The defense for Barry Strickland has filed a motion requesting a continuance of a motion hearing scheduled for Monday to allow more time for a psychological evaluation to be completed.

A Sept. 27 court order required Strickland to undergo a mental evaluation, following a defense motion requesting it. At his last court appearance Sept. 23, Faulkner County Circuit Judge Ed Clawson set Strickland’s, who is accused in the death of Conway police officer William McGary, next hearing for Monday to allow time for the evaluation to be completed.

The defense motion requesting a continuance, filed Thursday morning, states the evaluation has yet to be completed.

"The defendant requests that the court date be moved to the next available pretrial date," the motion states.

Monday’s hearing was meant to discuss several defense motions that have been filed in recent months, following Strickland’s last appearance.

Included in those motions, is one filed by the defense Nov. 26, requesting a change in venue for trial.

The ongoing, saturated media coverage in the death of officer McGary would make it impossible for an unprejudiced jury to be formed in Faulkner County, the defense said in a motion, which totaled 67 pages in length, and included several letters of support from county residents.

As grounds for its motion, the defense cites A.C.A § 16-88-201, which states any pending criminal case in circuit court can be moved to the circuit court of another county when it appears "the minds of the inhabitants of the county in which the cause is pending are so prejudiced against the defendant that a fair and impartial trial cannot be had in that county."
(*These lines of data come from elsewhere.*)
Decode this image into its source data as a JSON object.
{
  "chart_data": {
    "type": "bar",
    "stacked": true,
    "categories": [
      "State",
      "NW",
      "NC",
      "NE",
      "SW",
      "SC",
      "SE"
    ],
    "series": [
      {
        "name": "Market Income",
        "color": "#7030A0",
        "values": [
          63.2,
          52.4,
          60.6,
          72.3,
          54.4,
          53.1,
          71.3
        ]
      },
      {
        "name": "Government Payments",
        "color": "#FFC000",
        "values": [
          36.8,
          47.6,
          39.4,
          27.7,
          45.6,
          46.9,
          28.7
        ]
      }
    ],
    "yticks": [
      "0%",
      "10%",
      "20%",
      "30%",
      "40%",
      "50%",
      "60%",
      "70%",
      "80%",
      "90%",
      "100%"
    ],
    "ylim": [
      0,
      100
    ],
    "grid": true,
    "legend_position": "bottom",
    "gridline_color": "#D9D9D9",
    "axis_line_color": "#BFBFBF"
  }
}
In its motion, the defense attributes the inability to field a fair trial in Faulkner County to continuing coverage of McGary’s death, and its client’s court proceedings by local media, including the Log Cabin Democrat. The defense cites initial coverage from the Log Cabin Democrat on Jan. 31 and Feb. 1, along with subsequent stories on Feb. 11, May 1, May 22, May 31, June 4, June 5, July 22-23, Sept. 21 and Sept. 23, which detailed developments in Strickland’s case.

"The difficulty of the defense in the publication of these articles is that is has generated ongoing interest and criticism in the case without publishing any context to the filing of the motions," the defense states.

The defense further argued its point by citing negative comments, directed at Strickland, from readers on the Log Cabin Democrat’s website.

"These comments represent a sustained opinion of the defendant that has persisted several months following the incident with no sign of diminishing," the defense motion states. "It is believed by the defense that following the filing of this motion for change of venue that if the pattern is upheld an article will be published giving notice of the filing."

The defense also mentioned continued coverage of the case by Little Rock television stations, including KARK, KATV, KTVH and Fox 16.

Included in the motion are eight letters from Faulkner County residents who support the defense’s motion for change of venue.

In one letter, Kevin T. Lunceford, an associate broker at Pam McDowell Properties, recalls the difficulties encountered while trying to sell Strickland’s home, located in the 2800 block of Wineberry Road.

Lunceford stated there were occurrences of for sale signs being removed from the property, and trash being thrown in the yard, along with negative phone calls from the public after the house was listed.

"I began to receive phone calls from potential buyers on almost a daily basis," Lunceford wrote. "I received several asking if this was the ‘cop killer’s’ house. Almost immediately after listing the property, I began to hear of other agents in the area speaking negatively of me for taking the listing."

Lunceford also mentioned that the mere mention of the property, at a weekly sales meeting with colleagues, resulted in other agents speaking of "negative gossip and rumors circulating around Conway about Mr. Strickland."

"It seemed to me the consensus was the public had already made up their minds that he was already guilty," Lunceford wrote.

Lunceford said there was a bias, held by local residents, as a result of the information initially reported about the accident, which Lunceford later stated included "inaccuracies and speculation."

"It is my opinion that Mr. Strickland’s right to a fair trial may be jeopardized if he were to be tried in Faulkner County," Lunceford wrote.

Remaining letters wrote in support of the defense’s motion cited "extreme" and "negative" media coverage that could result in Strickland not receiving a fair trial.

Strickland is charged with first-degree battery and driving while intoxicated after police say his vehicle struck officer McGary, who was directing traffic Jan. 31 at an accident on Dave Ward Drive. McGary died of injuries Feb. 1.

Although he has been charged with driving while intoxicated, a toxicology report, revealed at a motion hearing in May, indicated Strickland had no alcohol or non-prescribed drugs in his system at the time of the accident.

Strickland, a two-tour Iraq war veteran, did have various prescribed drugs in his system at the time of the accident, which Shaw said were legally prescribed to treat post-traumatic stress disorder.

If convicted of first-degree battery, a class Y felony, Strickland would face 10 to 40 years or life in prison.

Currently, the defense also has motions to preserve officer McGary’s clothing and to inspect, examine and test physical evidence, along with motions requesting additional discovery items and a bill of particulars.